Campbell knows the benefits of apprenticeship schemes first-hand. He undertook his own apprenticeship with Strathclyde Water back in 1993-7 at the same time as studying for first his City & Guilds qualifications and then a higher national certificate (HNC) in water operations with management at Cardonald College in Glasgow.
After control of water shifted from the old regional councils to three water authorities, Campbell switched to a training role with West of Scotland Water. After the three authorities were merged to create Scottish Water, he continued in organisational development and talent development positions, progressing through the ranks, completing a master of science degree in learning and development and going on to become the head of learning and organisational development.
Scottish Water doesn’t work in isolation when it comes to skills. The organisation works with numerous partners including Skills Development Scotland (SDS) and is one of the active members of its collaboration groups, forums and networking groups and it has also participated in the Energy and Utilities Workforce Renewal and Skills Strategy: 2020 with Energy & Utility Skills.
The company also makes full use of the entire family of apprenticeships, from Foundation Apprenticeships through Modern Apprenticeships and on to the new Graduate-Level Apprenticeships (GLAs). “We work very closely with higher and further education institutions,” adds Campbell. “We’ve created learning pathways, so people can gain qualifications from entry level all the way through to a master’s degree.
“Clyde College is our partner for entry-level qualifications and HNCs. We’ve then worked with the Open University to bridge from the entry level and HNC through to degree level and with Heriot-Watt University in Edinburgh to link this pathway for water and wastewater management all the way through to its master’s degree programme, something that supports the ambition for Scotland to become a ‘Hydro Nation’.”

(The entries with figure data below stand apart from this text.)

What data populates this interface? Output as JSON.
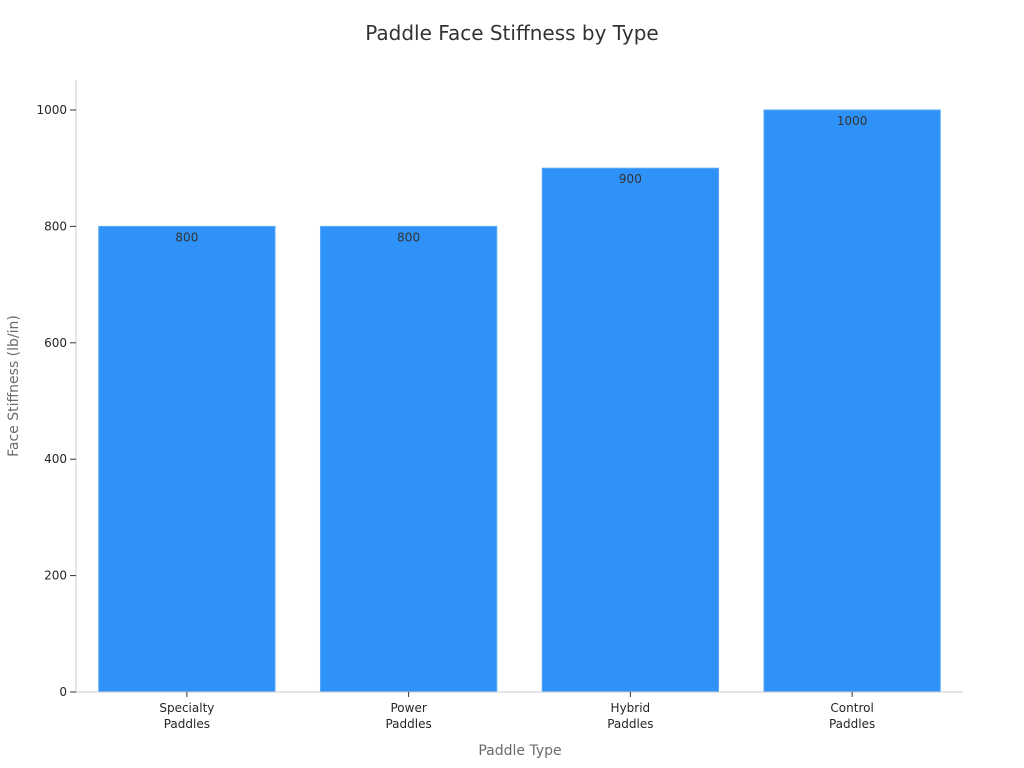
{
  "chart_data": {
    "type": "bar",
    "title": "Paddle Face Stiffness by Type",
    "xlabel": "Paddle Type",
    "ylabel": "Face Stiffness (lb/in)",
    "categories": [
      [
        "Specialty",
        "Paddles"
      ],
      [
        "Power",
        "Paddles"
      ],
      [
        "Hybrid",
        "Paddles"
      ],
      [
        "Control",
        "Paddles"
      ]
    ],
    "values": [
      800,
      800,
      900,
      1000
    ],
    "data_labels": [
      "800",
      "800",
      "900",
      "1000"
    ],
    "ylim": [
      0,
      1050
    ],
    "yticks": [
      0,
      200,
      400,
      600,
      800,
      1000
    ],
    "bar_color": "#2f92f8",
    "grid": false,
    "legend": "none"
  }
}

Developing the Young Workforce (DYW) – the Scottish Government’s seven-year skills strategy, which was launched in 2014 – is also a key focus for Scottish Water. The programme was created in response to the Commission for Developing Scotland’s Young Workforce, which was led by Sir Iain Wood, the former chief executive and later chairman of energy services giant Wood Group.
Scottish Water has been heavily involved in the regional DYW group in Glasgow, where it has worked with Glasgow Chamber of Commerce, creating partnerships with schools. “In the past, businesses would have complained that schools don’t give pupils the skills they need, but there’s much more of a realisation now that the only way schools will develop the skills that businesses need is if businesses actively work with schools and young people while they’re there,” Campbell explains.

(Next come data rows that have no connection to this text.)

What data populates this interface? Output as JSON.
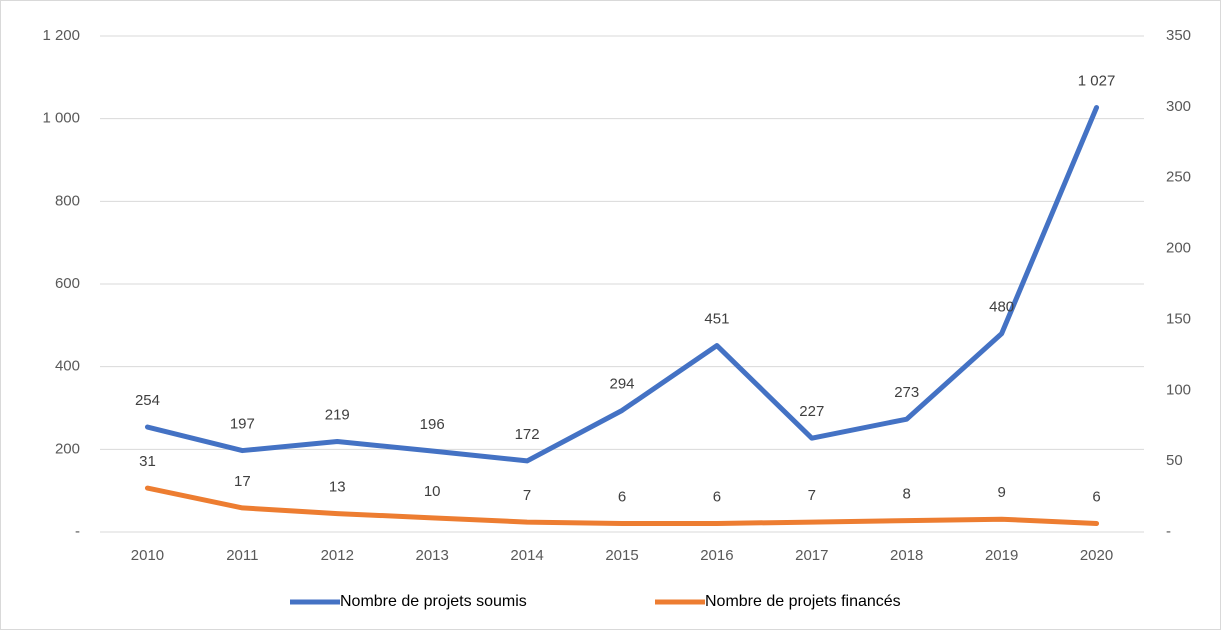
{
  "chart_data": {
    "type": "line",
    "categories": [
      "2010",
      "2011",
      "2012",
      "2013",
      "2014",
      "2015",
      "2016",
      "2017",
      "2018",
      "2019",
      "2020"
    ],
    "series": [
      {
        "name": "Nombre de projets soumis",
        "color": "#4472c4",
        "values": [
          254,
          197,
          219,
          196,
          172,
          294,
          451,
          227,
          273,
          480,
          1027
        ],
        "value_labels": [
          "254",
          "197",
          "219",
          "196",
          "172",
          "294",
          "451",
          "227",
          "273",
          "480",
          "1 027"
        ]
      },
      {
        "name": "Nombre de projets financés",
        "color": "#ed7d31",
        "axis": "y2",
        "values": [
          31,
          17,
          13,
          10,
          7,
          6,
          6,
          7,
          8,
          9,
          6
        ]
      }
    ],
    "ylim": [
      0,
      1200
    ],
    "yticks": [
      {
        "value": 0,
        "label": "-"
      },
      200,
      400,
      600,
      800,
      {
        "value": 1000,
        "label": "1 000"
      },
      {
        "value": 1200,
        "label": "1 200"
      }
    ],
    "y2lim": [
      0,
      350
    ],
    "y2ticks": [
      {
        "value": 0,
        "label": "-"
      },
      50,
      100,
      150,
      200,
      250,
      300,
      350
    ],
    "grid": true,
    "legend": "bottom"
  }
}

“We have a formal partnership with St Andrew’s Roman Catholic Secondary School in Glasgow – which was set up through the regional DYW group – and we’ve been working with them for a couple of years now. We have also been working closely with four other high schools along the route of our on-going Shieldhall tunnel project, which is our flagship engineering project, representing £100m of investment within an overall £250m investment in waste water infrastructure across Greater Glasgow. We’ve done some quite specialist, detailed work with the young people that we wouldn’t have had the chance to do if we were just popping in to give a talk.
“Our female graduates and apprentices have been going into St Andrew’s to engage with female pupils in second year before they make their subject choices. That’s encouraged more girls to study the science, technology, engineering and mathematics (STEM) subjects.
“We’re getting good results and feedback from that. We hope that some of those pupils will go on to study science and engineering and may eventually come to work with us – but, even if they don’t, hopefully we’ve given them a good impression of our organisation and the vital role we play in Scottish society and we hope they’ll become advocates for us in the future.”